Eu, empresa mostra o capitalismo neoliberal em sua forma mais recente, ou seja, a uberização do trabalho (Abílio, 2020). Com um ritmo bastante fragmentado, compatível com as redes sociais, a trajetória do protagonista Joder é desenvolvida como uma série de tentativas de fazer o seu canal do YouTube emplacar. Além disso, para seu sustento, ele busca trabalhos esporádicos, como os serviços que realiza para uma empresa estrangeira chamada Eagle Corp. Em determinada cena, Joder grava um vídeo para o seu canal com a ajuda de um amigo: o plano de fundo escolhido é um bambuzal. Vemos uma relação estreita entre essa monocultura e o neoliberalismo, pois as plantações de bambu atendem a interesses comerciais. Podemos associar o bambu ao conceito de cheap nature: a “natureza barata” se refere à forma como o capitalismo usa os recursos naturais de modo exploratório, sem levar em conta as consequências como os custos ecológicos ou sociais (Moore, 2016).
Em todo o filme, em nenhum momento Joder se banha na praia de Salvador, embora se aproxime da orla mais de uma vez. Entrar no mar, no contexto de Eu, empresa, poderia representar um momento de relaxamento, o que simplesmente não é possível na vida acelerada de Joder: “A fadiga não é mais uma consequência do trabalho, mas sim uma condição prévia para a sobrevivência (…)” (Gorfinkel, 2012, p. 320, tradução nossa).
Em Trabalhar cansa, Helena também não se permite descansar. Tal questão se intensifica quando Otávio e Vanessa, a filha do casal, decidem viajar, mas Helena não vai, porque deseja ficar trabalhando no feriado de Carnaval. Na viagem, Otávio e Vanessa visitam uma exposição em que há animais empalhados. Vanessa pergunta para o pai se eles são “de verdade”, e ele explica que os bichos passam por um processo que os deixa preservados (taxidermia). Trata-se da única interação mais direta entre os personagens com algum tipo de natureza, além do monstro morto que é encontrado no supermercado, escondido na parede. Os animais esvaziados de vida remetem ao atual capitalismo zumbi (Fisher, 2020). Dessa forma, ambos os filmes revelam como a subjetivação neoliberal transforma a vida em um ciclo contínuo de esgotamento, sem espaço para o descanso ou a renovação.
Bibliografia
- ABÍLIO, L. C. Uberização: a era do trabalhador just-in-time? Estudos Avançados, São Paulo, Brasil, v. 34, n. 98, p. 111–126, 2020.

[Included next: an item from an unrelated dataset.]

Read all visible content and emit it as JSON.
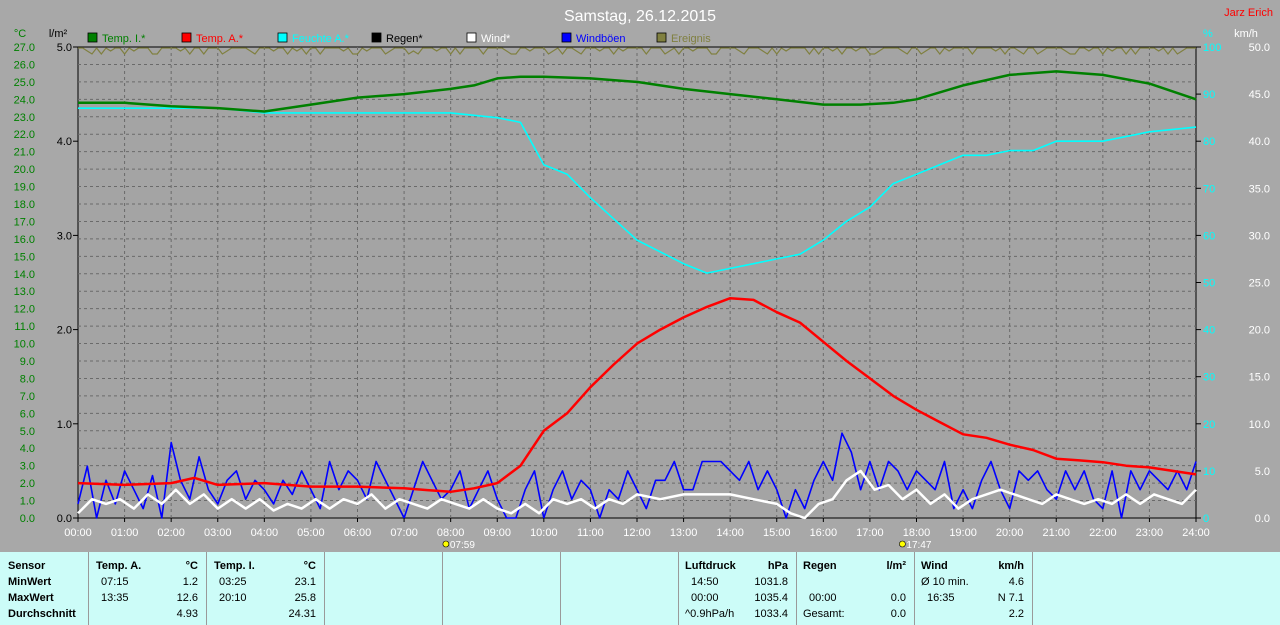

DARDOT, P; LAVAL, C. A nova razão do mundo: ensaio sobre a sociedade neoliberal. São Paulo: Boitempo, 2016
FISHER, M. Realismo capitalista: é mais fácil imaginar o fim do mundo do que o fim do capitalismo? São Paulo: Autonomia literária, 2020.
GORFINKEL, E. Weariness, Waiting: Enduration and Art Cinema’s Tired Bodies. Discourse, v. 34, n. 2-3, p. 311, 2012.
HAN, B. Sociedade do cansaço. Petrópolis: editora Vozes, 2017
MOORE, J. The Rise of Cheap Nature. In.: Anthropocene or Capitalocene? Nature, History, and the Crisis of Capitalism. Michigan: PM Press, 2016
SOUTO, M. INFILTRADOS E INVASORES: Uma perspectiva comparada sobre as relações de classe no cinema brasileiro contemporâneo. Tese. (Doutorado em Comunicação Social). Universidade Federal de Minas Gerais, 2016.